In the present study, IL-1α, GRO, Glut, MIG and uPA were upregulated in colon cancer. These proteins have previously been reported as an angiogenic factor (14), anti-apoptotic factor, prognostic marker (15,16), chemokine (17,18) or in colon cancer. The present study data also demonstrated that ICAM5, VE-cadherin and Leptin R were upregulated in colon cancer (Table II). ICAM5 and VE-cadherin are cell adhesion molecules that are related to the development of breast cancer, prostate cancer and head and neck carcinoma (19–21). This finding suggests that these proteins could also be targetable molecules for colon cancer.
The array results also demonstrated that 23 target proteins were enhanced in rectal cancer (Table III). However, none of these proteins was a match to the target proteins that were presented in Table II. Recently, the Cancer Genome Atlas Network reported that hypermethylation was more common in the right colon than in the rectum (22). These findings strongly support our data that protein expression patterns differ between rectal cancer and non-rectal cancer.

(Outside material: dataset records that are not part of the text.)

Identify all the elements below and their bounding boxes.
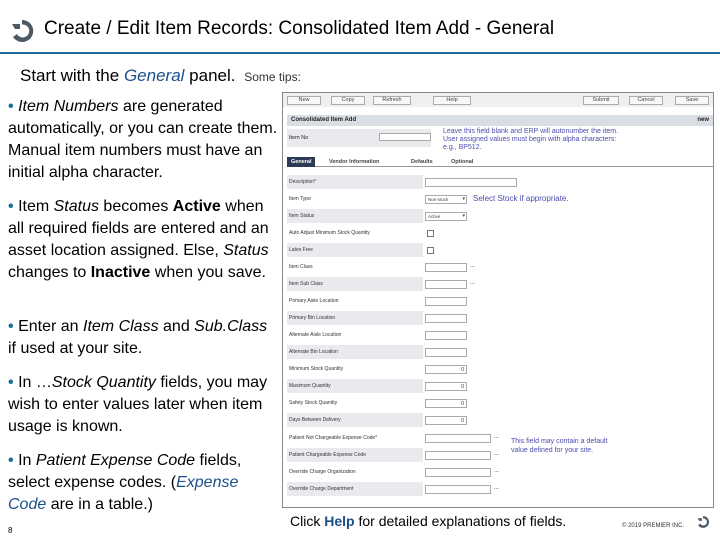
field-row xyxy=(287,379,423,393)
new-button[interactable]: New xyxy=(287,96,321,105)
override-org-input[interactable] xyxy=(425,468,491,477)
tip-text: if used at your site. xyxy=(8,340,143,357)
field-row xyxy=(287,413,423,427)
premier-logo-icon xyxy=(696,515,710,529)
tip-text: Stock Quantity xyxy=(51,374,156,391)
field-label: Item Sub Class xyxy=(289,281,323,287)
field-row xyxy=(287,209,423,223)
tip-text: Item Numbers xyxy=(18,98,119,115)
field-row xyxy=(287,431,423,445)
field-row xyxy=(287,192,423,206)
tab-defaults[interactable]: Defaults xyxy=(411,159,433,165)
intro-line xyxy=(20,66,301,86)
tip-text: Enter an xyxy=(18,318,83,335)
item-sub-class-input[interactable] xyxy=(425,280,467,289)
tip-item-class xyxy=(8,316,278,360)
tab-optional[interactable]: Optional xyxy=(451,159,474,165)
copy-button[interactable]: Copy xyxy=(331,96,365,105)
form-mode: new xyxy=(697,117,709,123)
tip-item-numbers xyxy=(8,96,278,184)
bullet-icon: • xyxy=(8,374,14,391)
tip-text: becomes xyxy=(98,198,173,215)
title-divider xyxy=(0,52,720,54)
tip-text: In xyxy=(18,452,36,469)
tip-text: Inactive xyxy=(90,264,151,281)
tip-text: fields, you may wish to enter values later when item usage is known. xyxy=(8,374,268,435)
tip-text: when all required fields are entered and an asset location assigned. Else, xyxy=(8,198,269,259)
description-input[interactable] xyxy=(425,178,517,187)
field-label: Primary Aisle Location xyxy=(289,298,339,304)
field-label: Alternate Bin Location xyxy=(289,349,338,355)
field-row xyxy=(287,482,423,496)
cancel-button[interactable]: Cancel xyxy=(629,96,663,105)
intro-tips: Some tips: xyxy=(244,70,301,84)
field-row xyxy=(287,328,423,342)
tab-general[interactable]: General xyxy=(287,157,315,167)
tab-vendor-information[interactable]: Vendor Information xyxy=(329,159,380,165)
toolbar xyxy=(283,93,714,107)
item-class-input[interactable] xyxy=(425,263,467,272)
field-row xyxy=(287,396,423,410)
expense-note-2: value defined for your site. xyxy=(511,447,594,454)
premier-logo-icon xyxy=(9,18,35,44)
field-row xyxy=(287,448,423,462)
consolidated-item-add-screen xyxy=(282,92,714,508)
field-row xyxy=(287,226,423,240)
tip-text: In … xyxy=(18,374,52,391)
field-value: 0 xyxy=(461,418,464,424)
field-value: 0 xyxy=(461,367,464,373)
tip-item-status xyxy=(8,196,278,284)
save-button[interactable]: Save xyxy=(675,96,709,105)
bullet-icon: • xyxy=(8,98,14,115)
tip-text: changes to xyxy=(8,264,91,281)
field-label: Safety Stock Quantity xyxy=(289,400,338,406)
intro-prefix: Start with the xyxy=(20,66,120,85)
item-no-note-2: User assigned values must begin with alpha characters: xyxy=(443,136,617,143)
primary-aisle-input[interactable] xyxy=(425,297,467,306)
field-label: Auto Adjust Minimum Stock Quantity xyxy=(289,230,370,236)
field-row xyxy=(287,311,423,325)
field-label: Item Class xyxy=(289,264,313,270)
item-no-field[interactable] xyxy=(379,133,431,141)
field-label: Description* xyxy=(289,179,316,185)
patient-chargeable-input[interactable] xyxy=(425,451,491,460)
help-caption-text: for detailed explanations of fields. xyxy=(354,513,567,529)
ellipsis-lookup-icon[interactable]: ... xyxy=(494,468,500,474)
help-caption-text: Click xyxy=(290,513,325,529)
tip-text: Active xyxy=(172,198,221,215)
tip-text: Sub.Class xyxy=(194,318,268,335)
refresh-button[interactable]: Refresh xyxy=(373,96,411,105)
slide-title: Create / Edit Item Records: Consolidated Item Add - General xyxy=(44,18,555,39)
item-no-note-1: Leave this field blank and ERP will autonumber the item. xyxy=(443,128,618,135)
tip-text: Patient Expense Code xyxy=(35,452,196,469)
field-label: Item Type xyxy=(289,196,311,202)
item-status-select[interactable]: Active ▾ xyxy=(425,212,467,221)
field-row xyxy=(287,465,423,479)
field-label: Patient Not Chargeable Expense Code* xyxy=(289,435,378,441)
field-row xyxy=(287,260,423,274)
item-no-label: Item No xyxy=(289,135,309,141)
field-value: 0 xyxy=(461,401,464,407)
ellipsis-lookup-icon[interactable]: ... xyxy=(494,485,500,491)
tip-text: Item Class xyxy=(83,318,159,335)
expense-note-1: This field may contain a default xyxy=(511,438,608,445)
help-caption xyxy=(290,513,566,529)
field-row xyxy=(287,175,423,189)
latex-free-checkbox[interactable] xyxy=(427,247,434,254)
field-row xyxy=(287,345,423,359)
ellipsis-lookup-icon[interactable]: ... xyxy=(470,280,476,286)
tip-text: Status xyxy=(53,198,99,215)
field-label: Patient Chargeable Expense Code xyxy=(289,452,366,458)
field-value: 0 xyxy=(461,384,464,390)
ellipsis-lookup-icon[interactable]: ... xyxy=(470,263,476,269)
copyright: © 2019 PREMIER INC. xyxy=(622,523,685,529)
alternate-aisle-input[interactable] xyxy=(425,331,467,340)
intro-panel-name: General xyxy=(123,66,185,85)
field-label: Alternate Aisle Location xyxy=(289,332,342,338)
field-label: Days Between Delivery xyxy=(289,417,341,423)
tip-stock-quantity xyxy=(8,372,278,438)
ellipsis-lookup-icon[interactable]: ... xyxy=(494,451,500,457)
tip-text: are in a table.) xyxy=(46,496,153,513)
field-row xyxy=(287,277,423,291)
field-label: Latex Free xyxy=(289,247,313,253)
field-label: Override Charge Department xyxy=(289,486,354,492)
tip-text: Item xyxy=(18,198,54,215)
field-label: Item Status xyxy=(289,213,315,219)
item-type-note: Select Stock if appropriate. xyxy=(473,194,569,203)
ellipsis-lookup-icon[interactable]: ... xyxy=(494,434,500,440)
item-type-select[interactable]: Non-stock ▾ xyxy=(425,195,467,204)
tip-text: and xyxy=(158,318,195,335)
patient-not-chargeable-input[interactable] xyxy=(425,434,491,443)
tip-text: fields, select expense codes. ( xyxy=(8,452,242,491)
bullet-icon: • xyxy=(8,318,14,335)
primary-bin-input[interactable] xyxy=(425,314,467,323)
tip-expense-code xyxy=(8,450,278,516)
alternate-bin-input[interactable] xyxy=(425,348,467,357)
safety-stock-input[interactable] xyxy=(425,399,467,408)
field-row xyxy=(287,243,423,257)
page-number: 8 xyxy=(8,526,13,535)
field-label: Maximum Quantity xyxy=(289,383,331,389)
days-between-delivery-input[interactable] xyxy=(425,416,467,425)
intro-suffix: panel. xyxy=(189,66,236,85)
maximum-quantity-input[interactable] xyxy=(425,382,467,391)
field-label: Override Charge Organization xyxy=(289,469,356,475)
auto-adjust-checkbox[interactable] xyxy=(427,230,434,237)
override-dept-input[interactable] xyxy=(425,485,491,494)
bullet-icon: • xyxy=(8,452,14,469)
help-button[interactable]: Help xyxy=(433,96,471,105)
tip-text: Status xyxy=(223,242,269,259)
submit-button[interactable]: Submit xyxy=(583,96,619,105)
field-row xyxy=(287,362,423,376)
field-label: Minimum Stock Quantity xyxy=(289,366,344,372)
field-label: Primary Bin Location xyxy=(289,315,336,321)
tip-text: when you save. xyxy=(150,264,266,281)
form-title: Consolidated Item Add xyxy=(291,117,357,123)
item-no-note-3: e.g., BP512. xyxy=(443,144,482,151)
bullet-icon: • xyxy=(8,198,14,215)
field-row xyxy=(287,294,423,308)
minimum-stock-input[interactable] xyxy=(425,365,467,374)
help-caption-word: Help xyxy=(324,513,355,529)
tip-text: Expense Code xyxy=(8,474,239,513)
tip-text: are generated automatically, or you can create them. Manual item numbers must have an initial alpha character. xyxy=(8,98,278,181)
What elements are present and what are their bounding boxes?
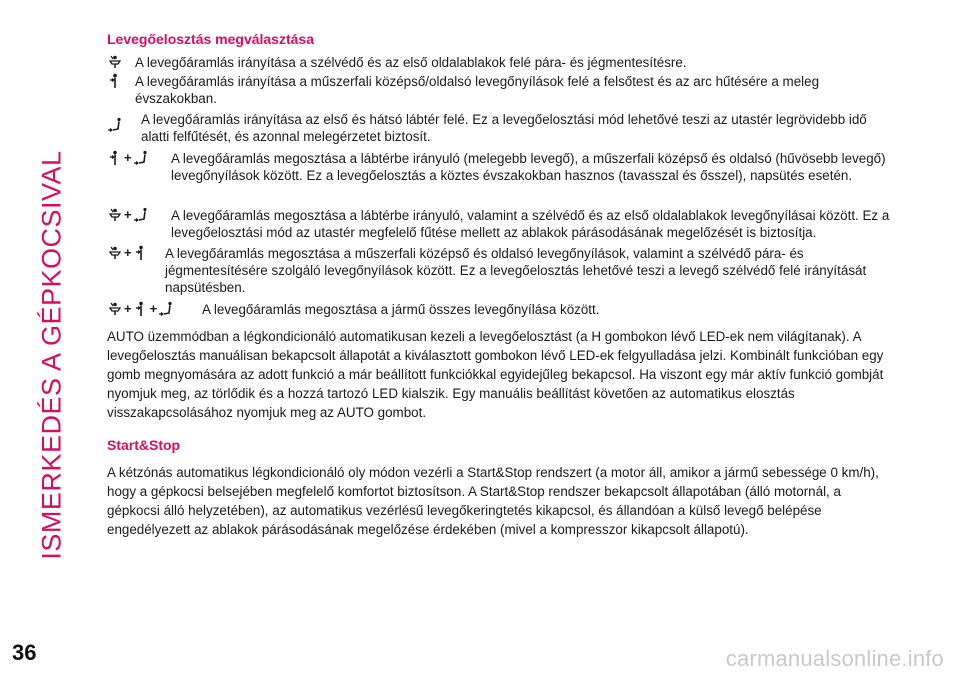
entry-1-text: A levegőáramlás irányítása a műszerfali középső/oldalsó levegőnyílások felé a felsőtest és az arc hűtésére a meleg évszakokban. (135, 74, 820, 106)
paragraph-auto-mode: AUTO üzemmódban a légkondicionáló automatikusan kezeli a levegőelosztást (a H gombokon lévő LED-ek nem világítanak). A levegőelosztás manuálisan bekapcsolt állapotát a kiválasztott gombokon lévő LED-ek felgyulladása jelzi. Kombinált funkcióban egy gomb megnyomására az adott funkció a már beállított funkciókkal egyidejűleg bekapcsol. Ha viszont egy már aktív funkció gombját nyomjuk meg, az törlődik és a hozzá tartozó LED kialszik. Egy manuális beállítást követően az automatikus elosztás visszakapcsolásához nyomjuk meg az AUTO gombot. (107, 329, 884, 420)
foot-vent-icon (107, 117, 123, 133)
page-number: 36 (12, 640, 37, 665)
foot-vent-icon (133, 150, 149, 166)
entry-3-icons (107, 150, 171, 184)
entry-5 (107, 245, 897, 296)
foot-vent-icon (158, 301, 174, 317)
heading-air-distribution: Levegőelosztás megválasztása (107, 31, 314, 47)
plus-sign: + (124, 207, 132, 222)
foot-vent-icon (133, 207, 149, 223)
windshield-defrost-icon (107, 301, 123, 317)
entry-2-icons (107, 111, 141, 145)
plus-sign: + (124, 245, 132, 260)
face-vent-icon (133, 301, 149, 317)
entry-4-icons (107, 207, 171, 241)
entry-6-icons (107, 301, 202, 318)
entry-2 (107, 111, 897, 145)
face-vent-icon (133, 245, 149, 261)
entry-4 (107, 207, 897, 241)
entry-6 (107, 301, 897, 318)
windshield-defrost-icon (107, 245, 123, 261)
section-side-title: ISMERKEDÉS A GÉPKOCSIVAL (36, 150, 67, 560)
heading-start-stop: Start&Stop (107, 437, 181, 453)
entry-5-text: A levegőáramlás megosztása a műszerfali középső és oldalsó levegőnyílások, valamint a szélvédő pára- és jégmentesítésére szolgáló levegőnyílások között. Ez a levegőelosztás lehetővé teszi a levegő szélvédő felé irányítását napsütésben. (165, 246, 867, 295)
entry-3-text: A levegőáramlás megosztása a lábtérbe irányuló (melegebb levegő), a műszerfali középső és oldalsó (hűvösebb levegő) levegőnyílások között. Ez a levegőelosztás a köztes évszakokban hasznos (tavasszal és ősszel), napsütés esetén. (171, 151, 886, 183)
watermark: carmanualsonline.info (725, 646, 944, 671)
entry-0-text: A levegőáramlás irányítása a szélvédő és az első oldalablakok felé pára- és jégmentesítésre. (135, 55, 687, 70)
paragraph-start-stop: A kétzónás automatikus légkondicionáló oly módon vezérli a Start&Stop rendszert (a motor áll, amikor a jármű sebessége 0 km/h), hogy a gépkocsi belsejében megfelelő komfortot biztosítson. A Start&Stop rendszer bekapcsolt állapotában (álló motornál, a gépkocsi álló helyzetében), az automatikus vezérlésű levegőkeringtetés kikapcsol, és állandóan a külső levegő belépése engedélyezett az ablakok párásodásának megelőzése érdekében (mivel a kompresszor kikapcsolt állapotú). (107, 465, 879, 537)
windshield-defrost-icon (107, 207, 123, 223)
plus-sign: + (124, 301, 132, 316)
face-vent-icon (107, 73, 123, 89)
entry-5-icons (107, 245, 165, 296)
plus-sign: + (149, 301, 158, 316)
face-vent-icon (107, 150, 123, 166)
entry-4-text: A levegőáramlás megosztása a lábtérbe irányuló, valamint a szélvédő és az első oldalablakok levegőnyílásai között. Ez a levegőelosztási mód az utastér megfelelő fűtése mellett az ablakok párásodásának megelőzését is biztosítja. (171, 208, 890, 240)
windshield-defrost-icon (107, 54, 123, 70)
entry-3 (107, 150, 897, 184)
plus-sign: + (124, 150, 132, 165)
entry-0 (107, 54, 897, 71)
entry-1 (107, 73, 897, 107)
entry-1-icons (107, 73, 135, 107)
entry-0-icons (107, 54, 135, 71)
entry-2-text: A levegőáramlás irányítása az első és hátsó lábtér felé. Ez a levegőelosztási mód lehetővé teszi az utastér legrövidebb idő alatti felfűtését, és azonnal melegérzetet biztosít. (141, 112, 867, 144)
entry-6-text: A levegőáramlás megosztása a jármű összes levegőnyílása között. (202, 302, 600, 317)
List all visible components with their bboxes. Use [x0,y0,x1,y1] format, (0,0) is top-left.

In conclusion, our findings demonstrated that IL-1α, GRO, Glut5, MIG, ICAM-5, VE-cadherin, uPA and Leptin R were upregulated in colon cancer when compared to levels in normal colon tissues using a biotin label-based antibody array. These results could aid in the simultaneous analysis of various types of upregulated proteins and promising target proteins for molecular-targeted therapies. The simplicity and ease of using the biotin label-based antibody array suggests that this new array method may be a powerful tool for detecting expression levels of a wide range of proteins from each pathway that contributes to colon carcinogenesis and for identifying new therapies for CRC.